To initiate an SFTP session:

sftp sanjit@serverfarm

Then enter the user’s password.

To put files onto the server:

sftp> put index.html
sftp> put index.html shop.html opening-hours.html
sftp> mput *.html

To get files from the server:

sftp> get index.html
sftp> get index.html shop.html opening-hours.html
sftp> mget *.html

Set up a passwordless SSH connection for automated scripting

It’s often convenient to connect from one server to another, especially for automated tasks, but you could run the risk of your scripts containing passwords, which is a major security risk.

You can set up shared keys, which are also a security risk, but since you can control which systems the users can connect to, you can add an extra layer of security.

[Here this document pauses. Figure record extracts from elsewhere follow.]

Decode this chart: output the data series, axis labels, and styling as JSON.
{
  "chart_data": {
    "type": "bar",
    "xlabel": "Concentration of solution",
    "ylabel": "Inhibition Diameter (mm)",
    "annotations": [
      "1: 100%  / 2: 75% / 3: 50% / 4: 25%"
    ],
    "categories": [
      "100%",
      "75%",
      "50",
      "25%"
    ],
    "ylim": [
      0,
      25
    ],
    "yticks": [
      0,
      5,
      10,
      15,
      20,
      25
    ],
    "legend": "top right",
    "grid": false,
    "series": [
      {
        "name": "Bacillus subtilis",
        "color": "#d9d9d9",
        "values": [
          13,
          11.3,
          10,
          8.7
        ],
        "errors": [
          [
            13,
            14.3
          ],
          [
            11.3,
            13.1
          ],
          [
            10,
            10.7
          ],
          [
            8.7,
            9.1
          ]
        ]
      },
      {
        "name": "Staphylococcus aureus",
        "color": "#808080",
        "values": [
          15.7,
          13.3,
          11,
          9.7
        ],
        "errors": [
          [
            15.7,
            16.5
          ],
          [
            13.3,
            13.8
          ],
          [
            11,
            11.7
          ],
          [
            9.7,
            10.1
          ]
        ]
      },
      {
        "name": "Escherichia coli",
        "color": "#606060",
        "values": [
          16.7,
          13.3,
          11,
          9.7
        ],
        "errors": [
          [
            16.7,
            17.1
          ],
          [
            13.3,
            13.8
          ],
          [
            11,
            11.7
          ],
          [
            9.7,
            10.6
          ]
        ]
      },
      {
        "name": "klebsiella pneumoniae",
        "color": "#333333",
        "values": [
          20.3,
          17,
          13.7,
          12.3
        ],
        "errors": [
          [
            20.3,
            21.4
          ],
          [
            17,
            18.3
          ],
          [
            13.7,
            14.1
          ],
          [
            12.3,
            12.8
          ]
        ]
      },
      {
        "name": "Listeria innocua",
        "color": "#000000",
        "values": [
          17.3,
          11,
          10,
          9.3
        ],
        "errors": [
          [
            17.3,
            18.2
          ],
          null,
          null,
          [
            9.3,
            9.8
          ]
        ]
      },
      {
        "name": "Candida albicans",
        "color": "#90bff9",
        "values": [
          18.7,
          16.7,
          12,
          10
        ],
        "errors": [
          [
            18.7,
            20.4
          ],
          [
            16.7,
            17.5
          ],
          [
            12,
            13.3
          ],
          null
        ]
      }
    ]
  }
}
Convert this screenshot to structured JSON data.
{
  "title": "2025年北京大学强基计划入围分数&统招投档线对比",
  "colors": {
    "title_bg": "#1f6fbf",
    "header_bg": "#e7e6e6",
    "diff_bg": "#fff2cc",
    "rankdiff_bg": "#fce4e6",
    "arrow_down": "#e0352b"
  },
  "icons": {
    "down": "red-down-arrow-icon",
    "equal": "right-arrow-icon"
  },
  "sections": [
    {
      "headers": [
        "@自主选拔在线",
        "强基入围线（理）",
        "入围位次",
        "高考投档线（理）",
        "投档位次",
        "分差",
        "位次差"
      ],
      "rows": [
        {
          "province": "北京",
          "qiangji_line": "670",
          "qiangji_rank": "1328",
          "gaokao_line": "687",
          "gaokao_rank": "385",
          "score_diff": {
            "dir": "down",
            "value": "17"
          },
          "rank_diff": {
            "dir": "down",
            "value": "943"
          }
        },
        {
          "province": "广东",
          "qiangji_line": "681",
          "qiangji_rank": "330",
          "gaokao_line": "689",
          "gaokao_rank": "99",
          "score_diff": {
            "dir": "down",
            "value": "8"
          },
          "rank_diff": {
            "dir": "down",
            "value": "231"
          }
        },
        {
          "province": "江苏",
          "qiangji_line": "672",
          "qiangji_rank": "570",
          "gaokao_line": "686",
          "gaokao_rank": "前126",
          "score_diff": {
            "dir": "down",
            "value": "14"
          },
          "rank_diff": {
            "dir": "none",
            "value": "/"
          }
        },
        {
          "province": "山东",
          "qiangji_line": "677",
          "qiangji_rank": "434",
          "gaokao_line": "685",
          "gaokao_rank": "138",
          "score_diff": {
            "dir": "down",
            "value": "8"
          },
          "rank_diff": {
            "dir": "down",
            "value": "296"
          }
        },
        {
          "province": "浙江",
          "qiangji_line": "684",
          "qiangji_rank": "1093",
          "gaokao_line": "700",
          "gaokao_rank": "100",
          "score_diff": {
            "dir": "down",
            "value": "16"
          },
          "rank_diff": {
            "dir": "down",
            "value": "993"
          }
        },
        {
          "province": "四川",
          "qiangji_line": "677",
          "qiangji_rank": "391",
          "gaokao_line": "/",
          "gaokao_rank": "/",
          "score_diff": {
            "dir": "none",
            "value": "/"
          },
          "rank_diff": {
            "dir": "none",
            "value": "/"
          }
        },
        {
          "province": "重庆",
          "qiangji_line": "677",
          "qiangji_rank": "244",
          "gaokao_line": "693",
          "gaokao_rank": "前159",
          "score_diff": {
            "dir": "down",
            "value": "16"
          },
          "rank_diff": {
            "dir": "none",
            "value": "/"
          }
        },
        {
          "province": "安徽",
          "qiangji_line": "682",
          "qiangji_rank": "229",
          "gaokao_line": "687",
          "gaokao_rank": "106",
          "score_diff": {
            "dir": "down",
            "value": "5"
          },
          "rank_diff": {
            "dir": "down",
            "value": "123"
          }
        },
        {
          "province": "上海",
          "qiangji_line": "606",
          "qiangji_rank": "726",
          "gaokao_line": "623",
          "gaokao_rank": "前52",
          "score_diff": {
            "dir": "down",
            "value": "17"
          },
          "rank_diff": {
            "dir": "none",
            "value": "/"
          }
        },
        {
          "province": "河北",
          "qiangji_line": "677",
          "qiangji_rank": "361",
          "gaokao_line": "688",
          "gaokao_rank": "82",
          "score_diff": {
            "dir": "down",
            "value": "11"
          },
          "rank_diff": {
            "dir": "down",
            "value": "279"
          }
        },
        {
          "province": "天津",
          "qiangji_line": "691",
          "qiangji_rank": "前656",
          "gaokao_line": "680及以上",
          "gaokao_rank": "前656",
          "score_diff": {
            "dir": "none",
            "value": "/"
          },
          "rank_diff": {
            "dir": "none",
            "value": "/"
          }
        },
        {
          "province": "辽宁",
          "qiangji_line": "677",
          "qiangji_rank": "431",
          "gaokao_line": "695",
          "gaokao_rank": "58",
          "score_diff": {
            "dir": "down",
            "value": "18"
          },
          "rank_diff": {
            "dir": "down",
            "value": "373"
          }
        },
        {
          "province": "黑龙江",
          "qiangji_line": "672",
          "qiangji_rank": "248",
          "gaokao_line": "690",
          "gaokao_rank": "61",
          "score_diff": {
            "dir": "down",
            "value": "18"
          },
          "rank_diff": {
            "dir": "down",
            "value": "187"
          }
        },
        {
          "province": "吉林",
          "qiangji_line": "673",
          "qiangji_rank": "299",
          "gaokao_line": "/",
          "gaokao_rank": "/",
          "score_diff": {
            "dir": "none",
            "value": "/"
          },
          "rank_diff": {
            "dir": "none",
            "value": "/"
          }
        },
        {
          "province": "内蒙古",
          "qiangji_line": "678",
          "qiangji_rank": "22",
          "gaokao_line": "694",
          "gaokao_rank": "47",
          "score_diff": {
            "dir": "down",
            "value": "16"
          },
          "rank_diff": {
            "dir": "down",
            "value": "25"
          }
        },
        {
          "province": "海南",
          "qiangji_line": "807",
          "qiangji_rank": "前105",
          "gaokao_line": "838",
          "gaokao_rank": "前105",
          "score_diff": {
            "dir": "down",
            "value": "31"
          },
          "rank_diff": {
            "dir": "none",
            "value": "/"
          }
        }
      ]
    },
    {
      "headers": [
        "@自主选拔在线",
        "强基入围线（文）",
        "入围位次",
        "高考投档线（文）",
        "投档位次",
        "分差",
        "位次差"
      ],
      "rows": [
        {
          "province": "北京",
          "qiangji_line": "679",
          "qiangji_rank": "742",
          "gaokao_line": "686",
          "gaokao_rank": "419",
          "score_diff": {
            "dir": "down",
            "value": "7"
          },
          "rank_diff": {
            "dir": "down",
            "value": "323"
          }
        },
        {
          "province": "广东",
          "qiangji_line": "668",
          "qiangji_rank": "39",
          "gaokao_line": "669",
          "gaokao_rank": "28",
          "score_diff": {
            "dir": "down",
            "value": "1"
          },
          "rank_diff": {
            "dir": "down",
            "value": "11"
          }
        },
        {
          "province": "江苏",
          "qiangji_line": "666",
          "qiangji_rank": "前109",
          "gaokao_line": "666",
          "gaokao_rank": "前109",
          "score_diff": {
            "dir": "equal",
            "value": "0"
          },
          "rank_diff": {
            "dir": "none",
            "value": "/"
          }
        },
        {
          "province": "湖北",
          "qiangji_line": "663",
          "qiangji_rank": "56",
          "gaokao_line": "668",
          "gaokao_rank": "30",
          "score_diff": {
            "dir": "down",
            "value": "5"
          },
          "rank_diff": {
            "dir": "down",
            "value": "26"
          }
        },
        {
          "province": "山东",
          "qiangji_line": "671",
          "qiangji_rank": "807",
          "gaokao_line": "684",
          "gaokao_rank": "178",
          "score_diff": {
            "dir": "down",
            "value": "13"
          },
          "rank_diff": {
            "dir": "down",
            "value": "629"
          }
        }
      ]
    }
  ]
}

Use SSH to connect to every host you want to configure passwordless SSH in. Then SSH back to the original host from each system to accept the host fingerprint and establish a local .ssh directory in the user’s home directory on the remote system

ssh-keygen -t rsa
cat. ssh/ >> .ssh/authorized_keys
cat .ssh/authorized_keys | ssh serverfarm 'cat >> .ssh/authorized_keys'

Enter the password for the remote host

Type exit to return to the original host

SSH into the remote host – no password is required!

SSH is a remarkable tool for managing your server. Learning how to use SSH, whether you read books or use online articles, helps to make you a very powerful administrator.

What are some SSH tricks you use on your servers?